What we’re left with is the learned concept of numbers that exist nowhere except in the minds of people who actually understand them. That’s subjective, not objective. In fact, the idea of “one” is even more so. People in other cultures who speak other languages, they don’t know what the hell “one” is. They’ve got their own label to put in the concept that is no more “real” than “one” is. You might be able to argue that there’s a single thing right there and that makes it “one”. Or does it make it “eins” in German, “uno” in Spanish, “odin” in Russian or “yksi” in Finnish? How you represent a concept doesn’t really matter. It remains nothing more than an electro-chemical reaction in that 3-pound sack of meat on your neck. If you want to call that “real”, knock yourself out. It doesn’t mean anything more than that though.
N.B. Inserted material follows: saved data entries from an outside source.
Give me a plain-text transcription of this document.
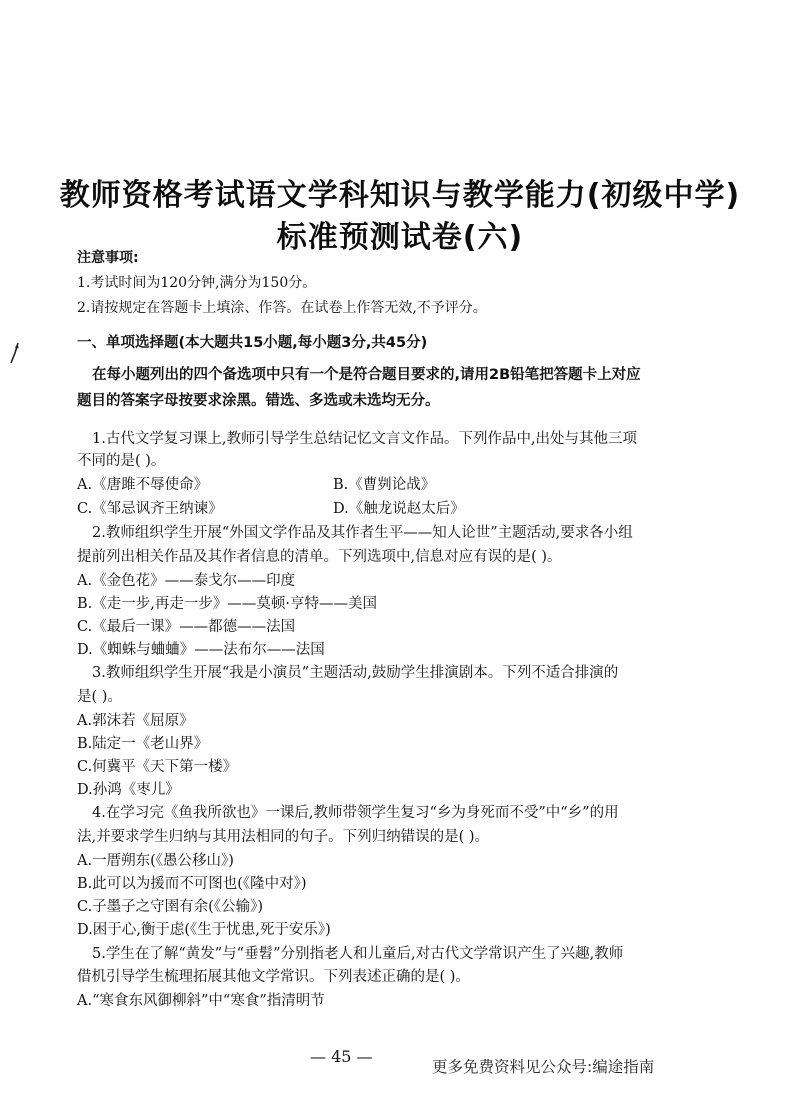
教师资格考试语文学科知识与教学能力(初级中学)
标准预测试卷(六)
注意事项:
1.考试时间为120分钟,满分为150分。
2.请按规定在答题卡上填涂、作答。在试卷上作答无效,不予评分。
一、单项选择题(本大题共15小题,每小题3分,共45分)
在每小题列出的四个备选项中只有一个是符合题目要求的,请用2B铅笔把答题卡上对应
题目的答案字母按要求涂黑。错选、多选或未选均无分。
1.古代文学复习课上,教师引导学生总结记忆文言文作品。下列作品中,出处与其他三项
不同的是( )。
A.《唐雎不辱使命》	B.《曹刿论战》
C.《邹忌讽齐王纳谏》	D.《触龙说赵太后》
2.教师组织学生开展“外国文学作品及其作者生平——知人论世”主题活动,要求各小组
提前列出相关作品及其作者信息的清单。下列选项中,信息对应有误的是( )。
A.《金色花》——泰戈尔——印度
B.《走一步,再走一步》——莫顿·亨特——美国
C.《最后一课》——都德——法国
D.《蜘蛛与蛐蛐》——法布尔——法国
3.教师组织学生开展“我是小演员”主题活动,鼓励学生排演剧本。下列不适合排演的
是( )。
A.郭沫若《屈原》
B.陆定一《老山界》
C.何冀平《天下第一楼》
D.孙鸿《枣儿》
4.在学习完《鱼我所欲也》一课后,教师带领学生复习“乡为身死而不受”中“乡”的用
法,并要求学生归纳与其用法相同的句子。下列归纳错误的是( )。
A.一厝朔东(《愚公移山》)
B.此可以为援而不可图也(《隆中对》)
C.子墨子之守圉有余(《公输》)
D.困于心,衡于虑(《生于忧患,死于安乐》)
5.学生在了解“黄发”与“垂髫”分别指老人和儿童后,对古代文学常识产生了兴趣,教师
借机引导学生梳理拓展其他文学常识。下列表述正确的是( )。
A.“寒食东风御柳斜”中“寒食”指清明节
— 45 —
更多免费资料见公众号:编途指南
It’s why having conversations with a lot of dedicated philosophers gets you absolutely nowhere. How do you know that? Well, they can’t explain. It’s just got to be true! You know who else does that? The religious. They act like, because it’s in their head, it’s got to be so and that’s just not defensible. My goal in having any of these discussions is to reach truth, or as close as we can reasonably get, given our limitations as human beings. The goals of these other people, seemingly at least, is to reach comfort. It’s to find a place where they can think well of themselves without really caring if any of it is actually true. This person is arguing, at the moment, that truth doesn’t matter because “truth” isn’t eternal.

These people all have a lot of problems, don’t they?